KENNETH L. ALFORD is an Honorary Life Member of the Utah State Historical Society, a professor of Church History and Doctrine at Brigham Young University, the current Ephraim Hatch Teaching and Learning Faculty Fellow, and a retired colonel in the US Army. Prior to BYU, he was a professor of computer science at the US Military Academy at West Point, New York, and a department chair and professor of strategic leadership and organizational behavior at the National Defense University in Washington, DC. He resides in Springville, Utah. WILLIAM P. MACKINNON is a Fellow and Honorary Life Member of the Utah State Historical Society. Since 1963 his articles, essays, and book reviews have appeared in eighteen issues of Utah Historical Quarterly. He has been presiding officer of the Mormon History Association, the Santa Barbara Corral of the Westerners, Yale Library Associates, and Children’s Hospital of Michigan. He is an alumnus or veteran of Yale College, Harvard Graduate School of Business Administration, General Motors Corporation, and the US Air Force. He resides in Montecito, California.

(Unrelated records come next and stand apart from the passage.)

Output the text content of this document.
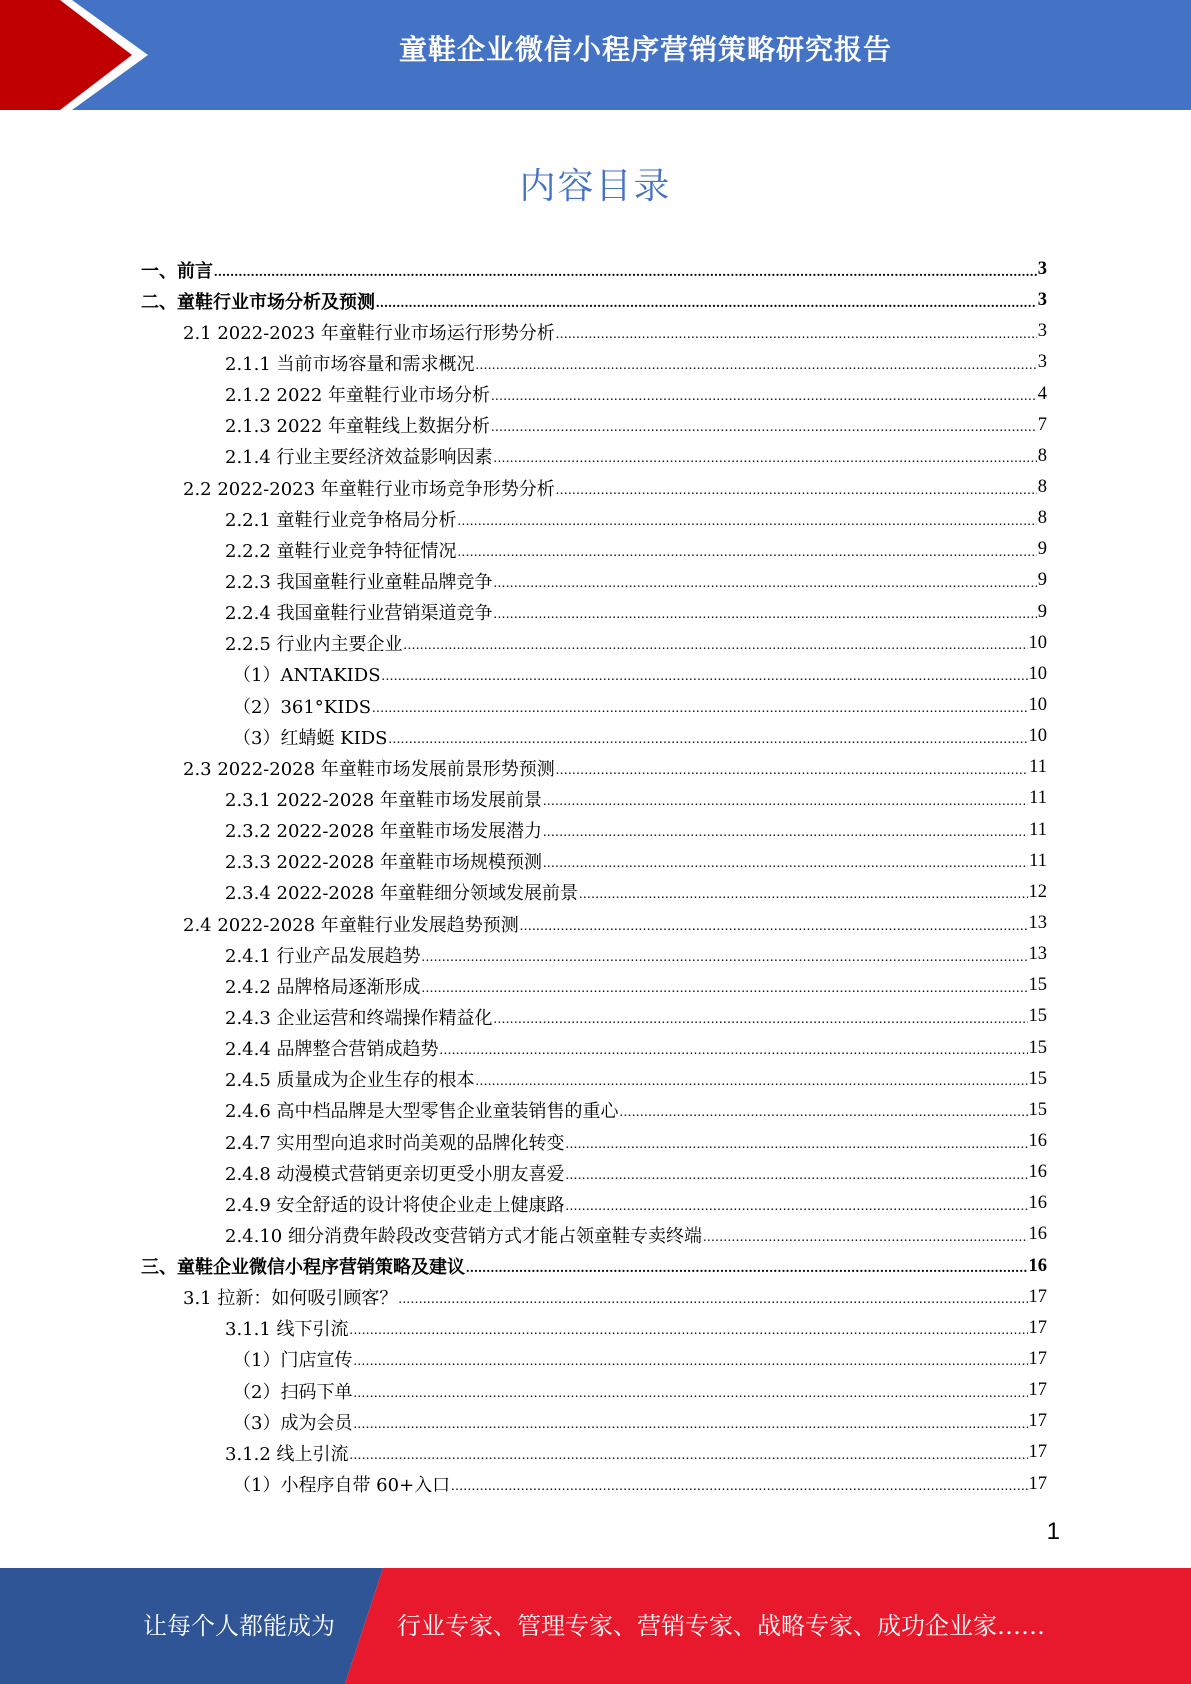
童鞋企业微信小程序营销策略研究报告
内容目录
一、前言 .....	3
二、童鞋行业市场分析及预测 .....	3
2.1 2022-2023 年童鞋行业市场运行形势分析 .....	3
2.1.1 当前市场容量和需求概况 .....	3
2.1.2 2022 年童鞋行业市场分析 .....	4
2.1.3 2022 年童鞋线上数据分析 .....	7
2.1.4 行业主要经济效益影响因素 .....	8
2.2 2022-2023 年童鞋行业市场竞争形势分析 .....	8
2.2.1 童鞋行业竞争格局分析 .....	8
2.2.2 童鞋行业竞争特征情况 .....	9
2.2.3 我国童鞋行业童鞋品牌竞争 .....	9
2.2.4 我国童鞋行业营销渠道竞争 .....	9
2.2.5 行业内主要企业 .....	10
（1）ANTAKIDS .....	10
（2）361°KIDS .....	10
（3）红蜻蜓 KIDS .....	10
2.3 2022-2028 年童鞋市场发展前景形势预测 .....	11
2.3.1 2022-2028 年童鞋市场发展前景 .....	11
2.3.2 2022-2028 年童鞋市场发展潜力 .....	11
2.3.3 2022-2028 年童鞋市场规模预测 .....	11
2.3.4 2022-2028 年童鞋细分领域发展前景 .....	12
2.4 2022-2028 年童鞋行业发展趋势预测 .....	13
2.4.1 行业产品发展趋势 .....	13
2.4.2 品牌格局逐渐形成 .....	15
2.4.3 企业运营和终端操作精益化 .....	15
2.4.4 品牌整合营销成趋势 .....	15
2.4.5 质量成为企业生存的根本 .....	15
2.4.6 高中档品牌是大型零售企业童装销售的重心 .....	15
2.4.7 实用型向追求时尚美观的品牌化转变 .....	16
2.4.8 动漫模式营销更亲切更受小朋友喜爱 .....	16
2.4.9 安全舒适的设计将使企业走上健康路 .....	16
2.4.10 细分消费年龄段改变营销方式才能占领童鞋专卖终端 .....	16
三、童鞋企业微信小程序营销策略及建议 .....	16
3.1 拉新：如何吸引顾客？ .....	17
3.1.1 线下引流 .....	17
（1）门店宣传 .....	17
（2）扫码下单 .....	17
（3）成为会员 .....	17
3.1.2 线上引流 .....	17
（1）小程序自带 60+入口 .....	17
1
让每个人都能成为	行业专家、管理专家、营销专家、战略专家、成功企业家……
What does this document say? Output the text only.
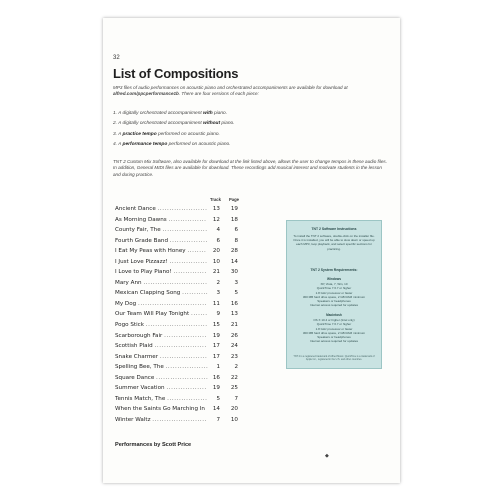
32
List of Compositions
MP3 files of audio performances on acoustic piano and orchestrated accompaniments are available for download at alfred.com/ppcperformance1b. There are four versions of each piece:
1. A digitally orchestrated accompaniment with piano.
2. A digitally orchestrated accompaniment without piano.
3. A practice tempo performed on acoustic piano.
4. A performance tempo performed on acoustic piano.
TNT 2 Custom Mix Software, also available for download at the link listed above, allows the user to change tempos in these audio files. In addition, General MIDI files are available for download. These recordings add musical interest and motivate students in the lesson and during practice.
Track Page
Ancient Dance ..................... 13	19
As Morning Dawns ................	12	18
County Fair, The ...................	4	6
Fourth Grade Band ................	6	8
I Eat My Peas with Honey ........	20	28
I Just Love Pizzazz! ................ 10	14
I Love to Play Piano! ..............	21	30
Mary Ann ...........................	2	3
Mexican Clapping Song ...........	3	5
My Dog .............................	11	16
Our Team Will Play Tonight .......	9	13
Pogo Stick .......................... 15	21
Scarborough Fair ..................	19	26
Scottish Plaid ......................	17	24
Snake Charmer .................... 17	23
Spelling Bee, The ..................	1	2
Square Dance ...................... 16	22
Summer Vacation .................	19	25
Tennis Match, The .................	5	7
When the Saints Go Marching In	14	20
Winter Waltz .......................	7	10
Performances by Scott Price
TNT 2 Software Instructions
To install the TNT 2 software, double-click on the installer file. Once it is installed, you will be able to slow down or speed up each MP3, loop playback, and select specific sections for practicing.
TNT 2 System Requirements:
Windows
XP, Vista, 7, Win, 10
QuickTime 7.6.7 or higher
1.8 GHz processor or faster
300 MB hard drive space, 2 GB RAM minimum
Speakers or headphones
Internet access required for updates
Macintosh
OS X 10.4 or higher (Intel only)
QuickTime 7.6.7 or higher
1.8 GHz processor or faster
300 MB hard drive space, 2 GB RAM minimum
Speakers or headphones
Internet access required for updates
TNT 2 is a registered trademark of Alfred Music. QuickTime is a trademark of Apple Inc., registered in the U.S. and other countries.
◆
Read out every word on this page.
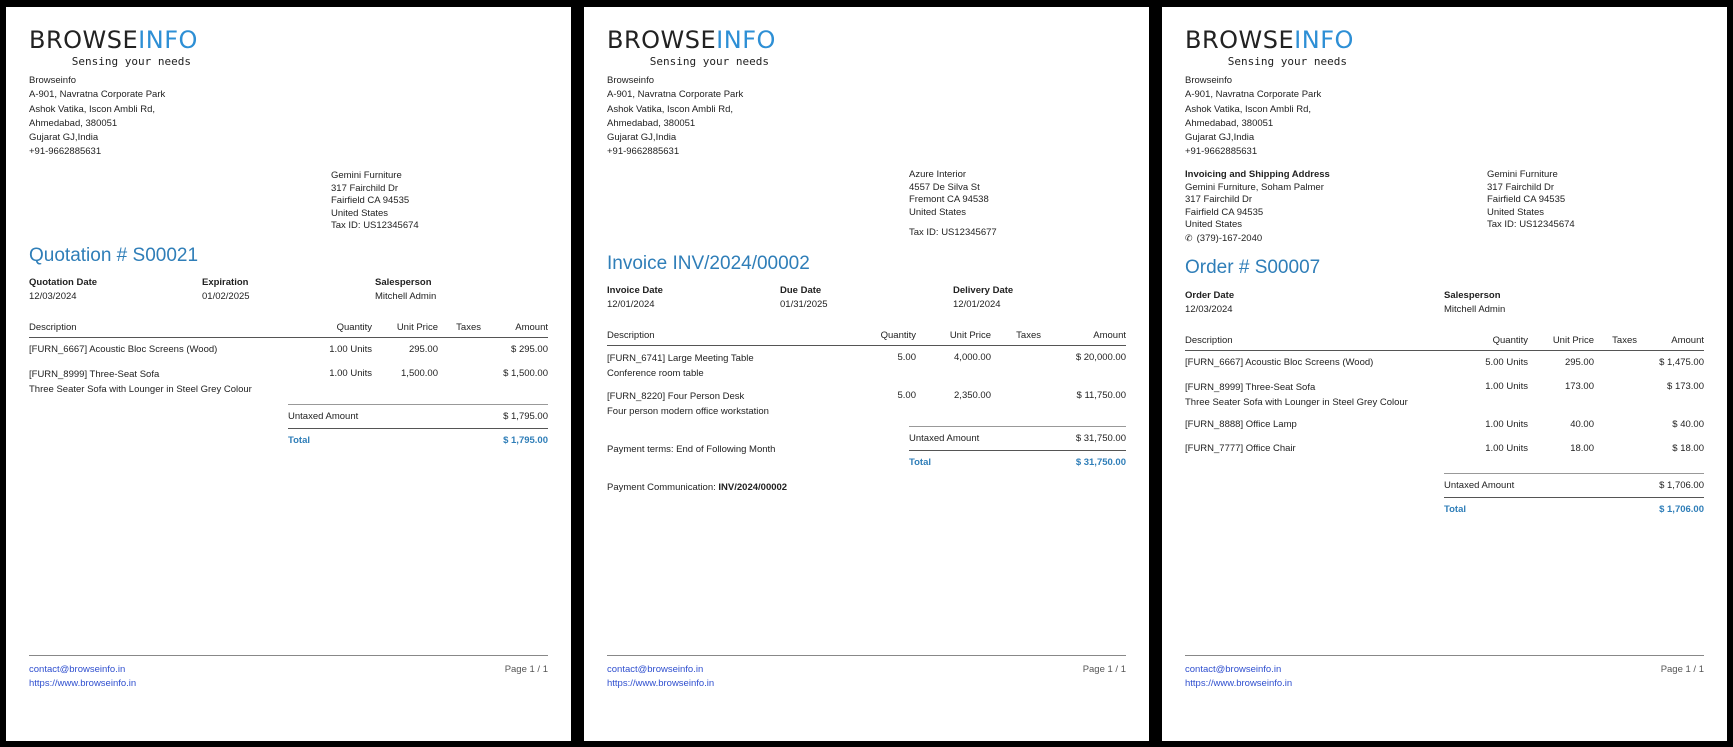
BROWSEINFO
Sensing your needs
Browseinfo
A-901, Navratna Corporate Park
Ashok Vatika, Iscon Ambli Rd,
Ahmedabad, 380051
Gujarat GJ,India
+91-9662885631
Gemini Furniture
317 Fairchild Dr
Fairfield CA 94535
United States
Tax ID: US12345674
Quotation # S00021
Quotation Date
12/03/2024
Expiration
01/02/2025
Salesperson
Mitchell Admin
Description	Quantity	Unit Price Taxes	Amount
[FURN_6667] Acoustic Bloc Screens (Wood)	1.00 Units	295.00	$ 295.00
[FURN_8999] Three-Seat Sofa
Three Seater Sofa with Lounger in Steel Grey Colour
1.00 Units	1,500.00	$ 1,500.00
Untaxed Amount	$ 1,795.00
Total	$ 1,795.00
contact@browseinfo.in
https://www.browseinfo.in
Page 1 / 1
BROWSEINFO
Sensing your needs
Browseinfo
A-901, Navratna Corporate Park
Ashok Vatika, Iscon Ambli Rd,
Ahmedabad, 380051
Gujarat GJ,India
+91-9662885631
Azure Interior
4557 De Silva St
Fremont CA 94538
United States
Tax ID: US12345677
Invoice INV/2024/00002
Invoice Date
12/01/2024
Due Date
01/31/2025
Delivery Date
12/01/2024
Description	Quantity	Unit Price	Taxes	Amount
[FURN_6741] Large Meeting Table
Conference room table
5.00	4,000.00	$ 20,000.00
[FURN_8220] Four Person Desk
Four person modern office workstation
5.00	2,350.00	$ 11,750.00
Payment terms: End of Following Month
Payment Communication: INV/2024/00002
Untaxed Amount	$ 31,750.00
Total	$ 31,750.00
contact@browseinfo.in
https://www.browseinfo.in
Page 1 / 1
BROWSEINFO
Sensing your needs
Browseinfo
A-901, Navratna Corporate Park
Ashok Vatika, Iscon Ambli Rd,
Ahmedabad, 380051
Gujarat GJ,India
+91-9662885631
Invoicing and Shipping Address
Gemini Furniture, Soham Palmer
317 Fairchild Dr
Fairfield CA 94535
United States
✆ (379)-167-2040
Gemini Furniture
317 Fairchild Dr
Fairfield CA 94535
United States
Tax ID: US12345674
Order # S00007
Order Date
12/03/2024
Salesperson
Mitchell Admin
Description	Quantity	Unit Price Taxes	Amount
[FURN_6667] Acoustic Bloc Screens (Wood)	5.00 Units	295.00	$ 1,475.00
[FURN_8999] Three-Seat Sofa
Three Seater Sofa with Lounger in Steel Grey Colour
1.00 Units	173.00	$ 173.00
[FURN_8888] Office Lamp	1.00 Units	40.00	$ 40.00
[FURN_7777] Office Chair	1.00 Units	18.00	$ 18.00
Untaxed Amount	$ 1,706.00
Total	$ 1,706.00
contact@browseinfo.in
https://www.browseinfo.in
Page 1 / 1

KAYLA REID graduated from Weber State University in 2019 with a Bachelor of Science in Anthropology. During her studies, she chose to focus on Zooarchaeology, which is where the Camp Floyd Faunal collection found her. Reid is currently finishing a master’s degree in Zooarchaeology at the University of Exeter, where her thesis focuses on the Camp Floyd collection. As of June 2021, Reid is completing an analysis of the remainder of the collection and updating her ideas about what it means. Her continued work on the collection has been generously funded by a grant from the Charles Redd Center for Western Studies. The Utah Division of State History and the Fort Douglas Military Museum have also supported her research.